Oil and gas exploration, petroleum refining, power, telecommunications and most importantly financial business attracted foreign direct investment to push the first quarterly (July-Sept) FDI over nine per cent higher than the same period last year.

Financial business attracted the highest investment of $295.5 million, an increase of 68 per cent compared to the first quarter of last fiscal.

Financial business (banking and finance) is the main target of current turmoil in the financial system of developed economies of which the economists are predicting a complete meltdown and discussing finding a new financial system.

The situation is encouraging for Pakistan as banking system is still intact and the Governor, State Bank of Pakistan, announced last week that country’s financials system escaped unhurt.

The mammoth growth of telecommunications which attracted huge foreign investment, continued to prove its potential for growth and a total inflow during the said quarter attracted $259 million, though it was 29 per cent less than three months of last year.

Oil and gas exploration sector’s performance was morale boosting for the country facing severe shortage of foreign exchange and fearing that it will have to embrace IMF.

The sector during the quarter attracted $190.7 million, 43 per cent higher than the same period of last year.

With slight fluctuation of investment, the FDI is on the same pattern and could provide up to $4.5 to $5 billion till the end of the fiscal year 2008-09 as it gathered a total of $1.110 billion during this period.

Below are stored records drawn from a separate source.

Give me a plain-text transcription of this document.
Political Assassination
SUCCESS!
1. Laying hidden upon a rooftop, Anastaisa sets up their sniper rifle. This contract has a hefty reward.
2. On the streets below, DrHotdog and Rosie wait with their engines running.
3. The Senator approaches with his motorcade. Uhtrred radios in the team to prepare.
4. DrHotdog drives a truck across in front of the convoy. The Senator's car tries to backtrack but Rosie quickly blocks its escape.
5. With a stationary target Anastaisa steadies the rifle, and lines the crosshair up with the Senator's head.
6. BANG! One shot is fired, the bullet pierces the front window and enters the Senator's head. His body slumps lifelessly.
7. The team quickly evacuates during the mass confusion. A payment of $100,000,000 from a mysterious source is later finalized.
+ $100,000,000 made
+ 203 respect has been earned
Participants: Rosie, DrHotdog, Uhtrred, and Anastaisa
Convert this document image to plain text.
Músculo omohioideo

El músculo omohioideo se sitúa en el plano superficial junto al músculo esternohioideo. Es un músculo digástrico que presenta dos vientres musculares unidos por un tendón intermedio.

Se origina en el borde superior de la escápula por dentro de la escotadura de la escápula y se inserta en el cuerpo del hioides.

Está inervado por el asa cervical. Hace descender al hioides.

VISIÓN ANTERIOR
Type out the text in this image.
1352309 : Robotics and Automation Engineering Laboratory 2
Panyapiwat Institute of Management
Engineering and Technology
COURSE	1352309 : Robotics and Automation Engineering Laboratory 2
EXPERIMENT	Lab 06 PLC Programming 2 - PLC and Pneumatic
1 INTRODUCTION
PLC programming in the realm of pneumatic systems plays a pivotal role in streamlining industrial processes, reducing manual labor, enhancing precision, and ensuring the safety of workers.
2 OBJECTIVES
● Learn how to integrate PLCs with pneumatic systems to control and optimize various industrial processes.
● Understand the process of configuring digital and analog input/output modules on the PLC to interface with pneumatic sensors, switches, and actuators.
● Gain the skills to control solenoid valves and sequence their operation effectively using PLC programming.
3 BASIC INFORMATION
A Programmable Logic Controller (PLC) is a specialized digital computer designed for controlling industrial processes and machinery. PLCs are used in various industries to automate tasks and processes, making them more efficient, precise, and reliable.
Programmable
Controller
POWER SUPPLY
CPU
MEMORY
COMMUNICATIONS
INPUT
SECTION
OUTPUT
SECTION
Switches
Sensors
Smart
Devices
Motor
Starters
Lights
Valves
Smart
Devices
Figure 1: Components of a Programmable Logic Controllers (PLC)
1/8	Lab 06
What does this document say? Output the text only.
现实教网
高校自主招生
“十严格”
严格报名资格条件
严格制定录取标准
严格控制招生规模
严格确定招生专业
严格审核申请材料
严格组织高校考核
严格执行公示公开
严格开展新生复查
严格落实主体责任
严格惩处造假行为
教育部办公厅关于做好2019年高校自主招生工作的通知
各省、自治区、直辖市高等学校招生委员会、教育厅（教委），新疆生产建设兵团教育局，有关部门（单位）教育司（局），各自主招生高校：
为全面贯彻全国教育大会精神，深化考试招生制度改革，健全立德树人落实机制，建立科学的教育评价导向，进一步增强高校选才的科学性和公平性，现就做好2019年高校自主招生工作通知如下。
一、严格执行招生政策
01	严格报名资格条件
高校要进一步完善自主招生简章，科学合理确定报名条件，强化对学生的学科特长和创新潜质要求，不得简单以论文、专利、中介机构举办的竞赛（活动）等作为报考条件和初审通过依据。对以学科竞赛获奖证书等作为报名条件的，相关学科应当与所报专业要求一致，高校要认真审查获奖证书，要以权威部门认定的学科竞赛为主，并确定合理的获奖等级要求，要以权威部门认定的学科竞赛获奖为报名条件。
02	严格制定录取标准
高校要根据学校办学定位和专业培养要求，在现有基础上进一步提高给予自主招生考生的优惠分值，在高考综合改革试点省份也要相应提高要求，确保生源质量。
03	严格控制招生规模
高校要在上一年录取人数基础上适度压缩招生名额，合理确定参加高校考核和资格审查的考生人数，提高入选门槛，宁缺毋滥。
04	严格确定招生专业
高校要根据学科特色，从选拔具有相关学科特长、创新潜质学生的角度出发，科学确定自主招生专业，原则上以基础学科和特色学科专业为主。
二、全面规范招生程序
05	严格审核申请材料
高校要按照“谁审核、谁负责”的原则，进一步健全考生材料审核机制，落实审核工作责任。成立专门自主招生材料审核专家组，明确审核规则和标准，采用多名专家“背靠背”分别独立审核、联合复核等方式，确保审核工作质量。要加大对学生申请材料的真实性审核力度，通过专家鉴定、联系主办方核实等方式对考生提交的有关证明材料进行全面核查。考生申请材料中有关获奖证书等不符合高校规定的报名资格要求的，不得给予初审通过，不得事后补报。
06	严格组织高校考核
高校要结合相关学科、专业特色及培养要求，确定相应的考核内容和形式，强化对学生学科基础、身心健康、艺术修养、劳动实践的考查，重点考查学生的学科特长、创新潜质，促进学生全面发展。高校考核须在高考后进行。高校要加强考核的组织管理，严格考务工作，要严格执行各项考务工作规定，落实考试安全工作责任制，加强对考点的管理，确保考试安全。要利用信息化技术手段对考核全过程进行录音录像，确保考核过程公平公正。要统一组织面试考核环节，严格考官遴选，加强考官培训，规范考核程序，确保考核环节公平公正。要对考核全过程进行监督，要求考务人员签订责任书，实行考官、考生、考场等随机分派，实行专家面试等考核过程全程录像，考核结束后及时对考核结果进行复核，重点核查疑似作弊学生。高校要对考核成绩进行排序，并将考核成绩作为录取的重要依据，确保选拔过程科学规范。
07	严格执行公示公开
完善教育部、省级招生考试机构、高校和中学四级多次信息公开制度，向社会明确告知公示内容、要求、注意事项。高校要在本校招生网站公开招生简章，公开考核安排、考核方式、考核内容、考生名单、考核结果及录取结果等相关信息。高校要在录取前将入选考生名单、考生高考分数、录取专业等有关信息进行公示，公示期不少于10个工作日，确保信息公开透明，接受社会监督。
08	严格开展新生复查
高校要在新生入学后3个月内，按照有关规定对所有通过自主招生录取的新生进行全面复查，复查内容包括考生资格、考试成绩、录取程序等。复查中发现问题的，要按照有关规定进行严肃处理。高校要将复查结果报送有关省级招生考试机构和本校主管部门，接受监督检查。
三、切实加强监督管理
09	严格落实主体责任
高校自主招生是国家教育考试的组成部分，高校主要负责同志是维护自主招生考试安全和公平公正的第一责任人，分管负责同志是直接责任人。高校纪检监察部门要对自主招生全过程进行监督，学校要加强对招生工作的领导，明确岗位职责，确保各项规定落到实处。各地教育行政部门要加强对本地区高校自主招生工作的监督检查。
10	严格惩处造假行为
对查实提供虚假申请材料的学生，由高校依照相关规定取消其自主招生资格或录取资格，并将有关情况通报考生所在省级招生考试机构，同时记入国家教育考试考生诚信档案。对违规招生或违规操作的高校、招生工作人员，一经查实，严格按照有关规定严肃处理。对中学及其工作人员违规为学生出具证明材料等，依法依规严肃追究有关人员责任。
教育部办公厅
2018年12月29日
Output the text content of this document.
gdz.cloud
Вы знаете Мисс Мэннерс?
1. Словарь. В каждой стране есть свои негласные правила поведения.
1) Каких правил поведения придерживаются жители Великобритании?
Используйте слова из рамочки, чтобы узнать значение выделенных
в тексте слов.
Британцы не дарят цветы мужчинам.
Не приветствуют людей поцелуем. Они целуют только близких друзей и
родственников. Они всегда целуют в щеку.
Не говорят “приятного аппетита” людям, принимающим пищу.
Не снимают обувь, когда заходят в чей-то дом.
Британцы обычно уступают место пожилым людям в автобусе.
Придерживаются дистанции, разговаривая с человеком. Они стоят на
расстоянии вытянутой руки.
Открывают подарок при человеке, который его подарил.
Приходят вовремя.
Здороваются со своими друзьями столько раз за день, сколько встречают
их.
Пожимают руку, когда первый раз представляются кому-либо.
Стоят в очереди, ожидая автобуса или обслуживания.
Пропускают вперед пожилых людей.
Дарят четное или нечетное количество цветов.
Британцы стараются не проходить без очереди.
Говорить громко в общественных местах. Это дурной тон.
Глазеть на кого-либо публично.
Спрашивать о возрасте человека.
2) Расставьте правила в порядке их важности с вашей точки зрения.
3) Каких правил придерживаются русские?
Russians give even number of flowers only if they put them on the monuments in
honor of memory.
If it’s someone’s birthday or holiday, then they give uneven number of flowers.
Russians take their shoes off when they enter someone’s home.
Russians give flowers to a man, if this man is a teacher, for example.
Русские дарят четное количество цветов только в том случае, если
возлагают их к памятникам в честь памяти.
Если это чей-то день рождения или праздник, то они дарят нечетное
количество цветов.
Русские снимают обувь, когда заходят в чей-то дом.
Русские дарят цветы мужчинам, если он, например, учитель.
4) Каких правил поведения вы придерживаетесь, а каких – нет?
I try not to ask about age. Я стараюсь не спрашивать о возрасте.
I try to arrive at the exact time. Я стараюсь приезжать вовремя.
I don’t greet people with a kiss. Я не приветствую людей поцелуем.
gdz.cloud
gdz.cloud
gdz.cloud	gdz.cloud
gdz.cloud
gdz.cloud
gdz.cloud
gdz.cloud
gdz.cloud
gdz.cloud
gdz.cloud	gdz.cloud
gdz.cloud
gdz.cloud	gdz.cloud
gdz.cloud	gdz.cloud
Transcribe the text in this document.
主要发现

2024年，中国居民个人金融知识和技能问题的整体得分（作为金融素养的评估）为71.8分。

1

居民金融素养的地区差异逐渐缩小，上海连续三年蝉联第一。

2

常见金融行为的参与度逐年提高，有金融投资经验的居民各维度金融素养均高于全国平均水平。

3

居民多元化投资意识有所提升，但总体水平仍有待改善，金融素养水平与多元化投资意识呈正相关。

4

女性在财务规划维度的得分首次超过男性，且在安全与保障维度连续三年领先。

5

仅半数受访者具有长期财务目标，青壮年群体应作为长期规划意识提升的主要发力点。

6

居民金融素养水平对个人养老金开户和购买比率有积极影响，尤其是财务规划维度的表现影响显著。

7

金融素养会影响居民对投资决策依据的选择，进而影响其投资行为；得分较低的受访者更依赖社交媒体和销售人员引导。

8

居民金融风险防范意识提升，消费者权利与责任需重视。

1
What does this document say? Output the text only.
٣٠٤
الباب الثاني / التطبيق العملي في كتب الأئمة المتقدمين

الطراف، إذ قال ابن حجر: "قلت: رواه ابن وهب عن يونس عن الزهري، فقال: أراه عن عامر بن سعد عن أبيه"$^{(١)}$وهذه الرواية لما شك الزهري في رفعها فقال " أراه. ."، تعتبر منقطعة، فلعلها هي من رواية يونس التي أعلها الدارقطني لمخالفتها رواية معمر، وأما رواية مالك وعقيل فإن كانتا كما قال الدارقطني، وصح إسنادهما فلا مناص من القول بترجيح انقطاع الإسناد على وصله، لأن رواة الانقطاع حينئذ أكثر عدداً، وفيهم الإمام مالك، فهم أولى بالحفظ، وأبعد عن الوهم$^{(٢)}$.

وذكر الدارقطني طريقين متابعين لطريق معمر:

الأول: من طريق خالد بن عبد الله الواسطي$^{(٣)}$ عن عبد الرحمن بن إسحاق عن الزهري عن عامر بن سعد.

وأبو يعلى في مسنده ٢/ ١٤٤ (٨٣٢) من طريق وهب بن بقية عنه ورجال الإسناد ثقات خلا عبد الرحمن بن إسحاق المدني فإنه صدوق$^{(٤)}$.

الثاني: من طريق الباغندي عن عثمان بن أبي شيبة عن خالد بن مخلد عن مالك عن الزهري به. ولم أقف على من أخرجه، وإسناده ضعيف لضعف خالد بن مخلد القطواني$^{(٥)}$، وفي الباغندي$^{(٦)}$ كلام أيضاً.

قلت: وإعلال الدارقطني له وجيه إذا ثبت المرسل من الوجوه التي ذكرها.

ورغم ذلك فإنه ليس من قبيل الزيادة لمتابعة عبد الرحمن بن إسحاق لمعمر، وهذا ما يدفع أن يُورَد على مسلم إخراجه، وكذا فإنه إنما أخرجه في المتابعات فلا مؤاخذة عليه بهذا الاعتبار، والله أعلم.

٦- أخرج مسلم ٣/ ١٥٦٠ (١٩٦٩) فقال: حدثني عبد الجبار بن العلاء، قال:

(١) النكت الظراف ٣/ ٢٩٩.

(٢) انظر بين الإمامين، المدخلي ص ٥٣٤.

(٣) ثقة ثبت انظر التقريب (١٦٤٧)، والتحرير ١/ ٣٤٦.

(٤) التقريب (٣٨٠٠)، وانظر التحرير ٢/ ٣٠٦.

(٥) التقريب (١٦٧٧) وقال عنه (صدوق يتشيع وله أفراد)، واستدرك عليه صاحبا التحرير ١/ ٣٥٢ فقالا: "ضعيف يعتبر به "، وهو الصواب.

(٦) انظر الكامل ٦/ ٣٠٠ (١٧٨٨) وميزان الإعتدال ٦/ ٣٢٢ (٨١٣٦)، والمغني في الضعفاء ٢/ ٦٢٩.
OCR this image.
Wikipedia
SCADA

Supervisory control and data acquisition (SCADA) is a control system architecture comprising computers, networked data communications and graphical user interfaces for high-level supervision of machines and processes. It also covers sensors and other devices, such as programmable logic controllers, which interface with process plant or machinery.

“The oil prices are just 44 per cent of what it was six months before which means the country’s oil bill could drop to $4.5 to $5.5 billion against over $12 billion of last year,” said Abid Saleem , an analysts, adding that it would provide enough space to adjust the balance sheet with a big slash in current account deficit.

He also pointed out that commodity prices have started falling in the global market like the edible prices which fell to 35 per cent of what it was during the 10 months till September.

Further, Pakistan is expected to produce enough wheat this year, thus there would be no requirement to import the commodity.

Analysts believe that things are improving for Pakistan even on external front but it depends on the perception of economic managers which shape of economy they would like to craft.